The Institute maintains collections including more than fifty thousand items illuminating the American Revolution and its legacy. These collections document the nature and conduct of the Revolutionary War, the lives of the soldiers and sailors who fought it, the ideas that motivated them, and the events that shaped the Revolution and made it one of the most important events in modern history. The Institute makes these collections available to researchers at all levels, exhibits highlights from the collections to the public, employs them to promote the preservation of Revolutionary War battlefields, and uses the collections to enrich materials provided to teachers and students.

The library collections consist chiefly of printed and manuscript materials that support advanced scholarship on the American Revolution. The heart of the library is the Robert Charles Lawrence Fergusson Collection, which brings together rare books, broadsides, manuscripts, maps, prints and other contemporary sources relating to the theory and practice of warfare in the eighteenth century. This continuously growing collection includes manuals and treatises studied by officers of the revolutionary generation as well as official records and personal writings that document their experiences in the war. Nearly three hundred period maps and battle plans delineate the Revolutionary War on land and at sea, as well as the changing boundaries of the American colonies and the early United States. Political pamphlets, contemporary histories and memoirs, literature and popular prints document the influence and memory of the Revolution. The library also houses the archives of the Society of the Cincinnati, beginning with the founding of the Society in 1783. The most precious document in the archives is the original manuscript Institution of the Society of the Cincinnati, completed in the summer of 1783 and signed by George Washington, Henry Knox and thirty-four other founders of the Society.
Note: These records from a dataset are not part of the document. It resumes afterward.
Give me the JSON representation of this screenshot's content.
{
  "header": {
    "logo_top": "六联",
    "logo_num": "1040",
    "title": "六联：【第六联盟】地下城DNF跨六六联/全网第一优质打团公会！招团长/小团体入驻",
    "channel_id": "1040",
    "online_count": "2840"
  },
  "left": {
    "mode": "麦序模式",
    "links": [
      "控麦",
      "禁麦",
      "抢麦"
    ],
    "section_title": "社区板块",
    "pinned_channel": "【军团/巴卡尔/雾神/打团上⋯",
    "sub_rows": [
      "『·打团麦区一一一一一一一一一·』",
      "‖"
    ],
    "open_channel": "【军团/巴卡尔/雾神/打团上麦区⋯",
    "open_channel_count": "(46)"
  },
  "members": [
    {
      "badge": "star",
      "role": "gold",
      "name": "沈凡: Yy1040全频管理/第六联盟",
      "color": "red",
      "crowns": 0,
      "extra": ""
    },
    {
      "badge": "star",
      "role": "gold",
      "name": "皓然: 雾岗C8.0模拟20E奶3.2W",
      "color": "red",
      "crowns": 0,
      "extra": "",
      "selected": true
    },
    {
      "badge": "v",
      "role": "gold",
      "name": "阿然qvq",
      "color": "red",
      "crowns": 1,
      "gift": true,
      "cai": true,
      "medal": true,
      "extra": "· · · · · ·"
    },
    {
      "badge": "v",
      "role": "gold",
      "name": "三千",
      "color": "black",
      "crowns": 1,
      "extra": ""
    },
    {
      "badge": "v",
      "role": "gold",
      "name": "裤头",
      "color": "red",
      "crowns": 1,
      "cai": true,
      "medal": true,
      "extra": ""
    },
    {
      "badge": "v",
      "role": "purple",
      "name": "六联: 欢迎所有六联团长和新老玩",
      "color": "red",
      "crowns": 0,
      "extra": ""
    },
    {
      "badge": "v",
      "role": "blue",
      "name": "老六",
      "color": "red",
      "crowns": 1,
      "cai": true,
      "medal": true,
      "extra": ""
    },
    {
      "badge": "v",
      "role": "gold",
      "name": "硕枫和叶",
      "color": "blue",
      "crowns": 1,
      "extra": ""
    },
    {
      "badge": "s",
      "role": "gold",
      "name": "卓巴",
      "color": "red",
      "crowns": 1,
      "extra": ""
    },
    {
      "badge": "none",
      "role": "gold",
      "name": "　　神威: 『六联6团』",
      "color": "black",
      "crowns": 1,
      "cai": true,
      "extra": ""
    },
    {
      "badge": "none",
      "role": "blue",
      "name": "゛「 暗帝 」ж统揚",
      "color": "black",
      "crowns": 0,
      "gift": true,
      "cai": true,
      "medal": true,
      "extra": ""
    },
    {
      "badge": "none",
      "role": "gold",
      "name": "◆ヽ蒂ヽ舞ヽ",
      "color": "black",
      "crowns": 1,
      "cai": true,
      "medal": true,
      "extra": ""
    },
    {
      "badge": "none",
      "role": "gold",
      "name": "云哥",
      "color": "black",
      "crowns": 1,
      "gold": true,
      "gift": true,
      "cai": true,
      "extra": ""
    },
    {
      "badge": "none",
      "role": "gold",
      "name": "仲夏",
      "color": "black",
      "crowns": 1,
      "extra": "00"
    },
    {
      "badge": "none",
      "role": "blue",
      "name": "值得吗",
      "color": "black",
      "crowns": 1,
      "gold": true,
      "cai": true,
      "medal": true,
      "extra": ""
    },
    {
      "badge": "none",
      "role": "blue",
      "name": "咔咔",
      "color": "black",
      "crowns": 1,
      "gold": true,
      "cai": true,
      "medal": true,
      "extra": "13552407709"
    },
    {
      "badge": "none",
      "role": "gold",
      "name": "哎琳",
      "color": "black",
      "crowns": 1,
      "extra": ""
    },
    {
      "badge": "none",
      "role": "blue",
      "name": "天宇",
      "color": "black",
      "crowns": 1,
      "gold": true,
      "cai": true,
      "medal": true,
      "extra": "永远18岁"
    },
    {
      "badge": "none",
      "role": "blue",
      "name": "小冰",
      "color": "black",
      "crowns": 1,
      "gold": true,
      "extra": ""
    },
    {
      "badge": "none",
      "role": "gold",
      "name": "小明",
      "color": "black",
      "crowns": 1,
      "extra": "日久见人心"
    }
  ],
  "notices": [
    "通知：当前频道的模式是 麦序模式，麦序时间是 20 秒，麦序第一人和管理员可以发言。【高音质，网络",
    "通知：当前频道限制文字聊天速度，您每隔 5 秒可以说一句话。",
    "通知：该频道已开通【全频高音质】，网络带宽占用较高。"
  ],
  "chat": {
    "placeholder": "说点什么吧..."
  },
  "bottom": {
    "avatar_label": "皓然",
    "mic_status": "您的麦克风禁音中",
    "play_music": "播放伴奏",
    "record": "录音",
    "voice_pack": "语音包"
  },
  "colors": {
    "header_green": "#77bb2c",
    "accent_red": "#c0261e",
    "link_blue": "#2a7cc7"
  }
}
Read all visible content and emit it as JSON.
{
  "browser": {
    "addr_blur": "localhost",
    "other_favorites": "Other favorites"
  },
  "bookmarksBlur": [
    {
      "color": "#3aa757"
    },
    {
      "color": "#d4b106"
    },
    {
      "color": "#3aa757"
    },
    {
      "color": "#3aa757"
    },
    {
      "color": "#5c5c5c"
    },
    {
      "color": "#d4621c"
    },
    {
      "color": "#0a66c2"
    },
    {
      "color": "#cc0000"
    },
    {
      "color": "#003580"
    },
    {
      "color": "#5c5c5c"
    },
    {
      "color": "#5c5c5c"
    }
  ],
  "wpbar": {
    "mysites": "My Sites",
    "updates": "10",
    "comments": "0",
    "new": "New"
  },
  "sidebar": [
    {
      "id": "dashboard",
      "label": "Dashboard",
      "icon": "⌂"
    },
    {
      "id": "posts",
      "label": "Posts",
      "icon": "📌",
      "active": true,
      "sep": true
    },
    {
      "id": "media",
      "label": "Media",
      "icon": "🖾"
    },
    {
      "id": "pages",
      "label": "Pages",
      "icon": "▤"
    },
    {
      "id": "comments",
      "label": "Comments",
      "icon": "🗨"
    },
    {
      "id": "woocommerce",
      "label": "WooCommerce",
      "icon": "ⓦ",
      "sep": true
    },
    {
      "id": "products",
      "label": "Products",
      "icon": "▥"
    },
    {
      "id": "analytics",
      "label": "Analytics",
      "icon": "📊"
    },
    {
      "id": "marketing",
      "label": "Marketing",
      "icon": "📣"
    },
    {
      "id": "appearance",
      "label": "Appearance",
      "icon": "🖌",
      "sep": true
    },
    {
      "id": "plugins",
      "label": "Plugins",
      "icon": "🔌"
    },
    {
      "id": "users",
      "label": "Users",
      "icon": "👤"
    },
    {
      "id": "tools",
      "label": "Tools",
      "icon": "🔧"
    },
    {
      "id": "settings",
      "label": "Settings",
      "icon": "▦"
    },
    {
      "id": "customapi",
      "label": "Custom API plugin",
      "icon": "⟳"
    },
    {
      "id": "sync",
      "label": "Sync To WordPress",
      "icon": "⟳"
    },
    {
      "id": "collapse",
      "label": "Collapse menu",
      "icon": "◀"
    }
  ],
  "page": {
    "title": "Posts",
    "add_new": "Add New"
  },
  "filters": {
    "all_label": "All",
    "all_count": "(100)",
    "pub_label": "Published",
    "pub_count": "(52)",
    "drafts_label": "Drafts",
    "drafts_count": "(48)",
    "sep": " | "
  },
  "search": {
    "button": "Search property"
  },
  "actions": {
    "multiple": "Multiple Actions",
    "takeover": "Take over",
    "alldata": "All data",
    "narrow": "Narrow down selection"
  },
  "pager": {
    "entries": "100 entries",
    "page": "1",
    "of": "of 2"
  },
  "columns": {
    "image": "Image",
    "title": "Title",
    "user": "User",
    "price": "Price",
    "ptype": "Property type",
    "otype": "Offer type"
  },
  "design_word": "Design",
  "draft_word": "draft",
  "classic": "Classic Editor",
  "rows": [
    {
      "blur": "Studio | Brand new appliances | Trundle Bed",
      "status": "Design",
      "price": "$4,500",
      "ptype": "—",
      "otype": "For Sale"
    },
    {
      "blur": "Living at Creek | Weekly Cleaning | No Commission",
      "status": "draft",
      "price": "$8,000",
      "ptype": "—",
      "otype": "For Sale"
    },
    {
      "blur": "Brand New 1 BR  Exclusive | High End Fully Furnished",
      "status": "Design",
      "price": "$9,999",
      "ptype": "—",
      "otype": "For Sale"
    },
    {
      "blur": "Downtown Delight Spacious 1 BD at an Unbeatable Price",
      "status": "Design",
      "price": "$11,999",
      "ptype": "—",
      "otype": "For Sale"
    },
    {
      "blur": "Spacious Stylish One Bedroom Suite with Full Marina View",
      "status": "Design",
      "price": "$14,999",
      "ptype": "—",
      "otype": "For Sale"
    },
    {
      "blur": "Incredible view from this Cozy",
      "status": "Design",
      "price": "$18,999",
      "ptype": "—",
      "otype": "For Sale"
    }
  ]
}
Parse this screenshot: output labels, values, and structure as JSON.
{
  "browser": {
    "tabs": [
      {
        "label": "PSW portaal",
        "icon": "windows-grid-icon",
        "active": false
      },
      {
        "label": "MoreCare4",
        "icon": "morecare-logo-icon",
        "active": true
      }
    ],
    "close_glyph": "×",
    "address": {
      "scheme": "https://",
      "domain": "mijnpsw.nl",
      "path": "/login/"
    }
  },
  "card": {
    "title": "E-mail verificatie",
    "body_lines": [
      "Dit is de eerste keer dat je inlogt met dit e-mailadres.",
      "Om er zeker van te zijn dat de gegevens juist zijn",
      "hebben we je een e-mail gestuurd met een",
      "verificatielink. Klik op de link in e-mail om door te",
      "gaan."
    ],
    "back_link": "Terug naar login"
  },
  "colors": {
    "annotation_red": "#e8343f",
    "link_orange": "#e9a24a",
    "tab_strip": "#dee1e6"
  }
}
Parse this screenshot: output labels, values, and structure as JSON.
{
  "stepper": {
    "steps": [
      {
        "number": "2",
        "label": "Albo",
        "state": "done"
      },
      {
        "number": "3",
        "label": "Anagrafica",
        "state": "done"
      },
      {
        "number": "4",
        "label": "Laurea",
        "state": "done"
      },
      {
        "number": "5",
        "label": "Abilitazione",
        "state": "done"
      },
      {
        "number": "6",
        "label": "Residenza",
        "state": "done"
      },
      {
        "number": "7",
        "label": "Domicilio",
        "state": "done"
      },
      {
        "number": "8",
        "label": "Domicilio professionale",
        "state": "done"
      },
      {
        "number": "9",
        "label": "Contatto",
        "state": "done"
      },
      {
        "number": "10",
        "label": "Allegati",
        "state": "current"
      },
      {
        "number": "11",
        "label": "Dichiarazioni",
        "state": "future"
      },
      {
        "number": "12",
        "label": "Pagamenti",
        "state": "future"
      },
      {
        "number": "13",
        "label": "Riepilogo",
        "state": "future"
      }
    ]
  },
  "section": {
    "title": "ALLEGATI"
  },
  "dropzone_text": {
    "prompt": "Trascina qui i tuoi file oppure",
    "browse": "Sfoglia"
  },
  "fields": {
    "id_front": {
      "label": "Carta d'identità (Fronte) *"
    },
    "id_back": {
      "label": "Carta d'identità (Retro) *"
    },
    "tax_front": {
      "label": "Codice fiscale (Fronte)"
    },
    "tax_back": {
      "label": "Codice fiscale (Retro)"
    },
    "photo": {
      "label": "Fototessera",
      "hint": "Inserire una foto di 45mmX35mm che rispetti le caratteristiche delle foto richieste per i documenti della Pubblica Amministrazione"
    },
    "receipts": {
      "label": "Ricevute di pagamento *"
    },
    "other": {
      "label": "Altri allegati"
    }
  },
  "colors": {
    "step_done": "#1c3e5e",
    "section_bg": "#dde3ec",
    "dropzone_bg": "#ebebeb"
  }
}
The museum collections provide insights on the revolutionary era and its enduring influence. The collections include paintings, sculpture, armaments and other military equipment, medals, ceramics, textiles, daguerreotypes and other historical artifacts. The museum collections are strongest—and growing fastest—in portraits of Revolutionary War participants, weapons used during the war and objects documenting the history of the Society of the Cincinnati. Most of the portraits depict American and French officers who led the allied forces to victory and include works by outstanding artists such as Charles Willson Peale, Ralph Earl, Gilbert Stuart, John Trumbull, Frederick MacMonnies and Paul Wayland Bartlett. The armaments collection includes weapons manufactured in Britain, France, Spain, German principalities and the United States. Among its treasures are two of the fifteen presentation swords awarded by Congress to Revolutionary War heroes. Portraits of members, depictions of Cincinnatus, Chinese export porcelain bearing Society emblems and other art and artifacts document the history, ideals and symbols of the Society of the Cincinnati. The Society owns the most extensive and important collection of its own insignia—informally called the Eagle—in the world. This collection includes the Diamond Eagle, presented to George Washington in 1784 by officers of the French navy and worn on ceremonial occasions by each of his successors as president general of the Society of the Cincinnati.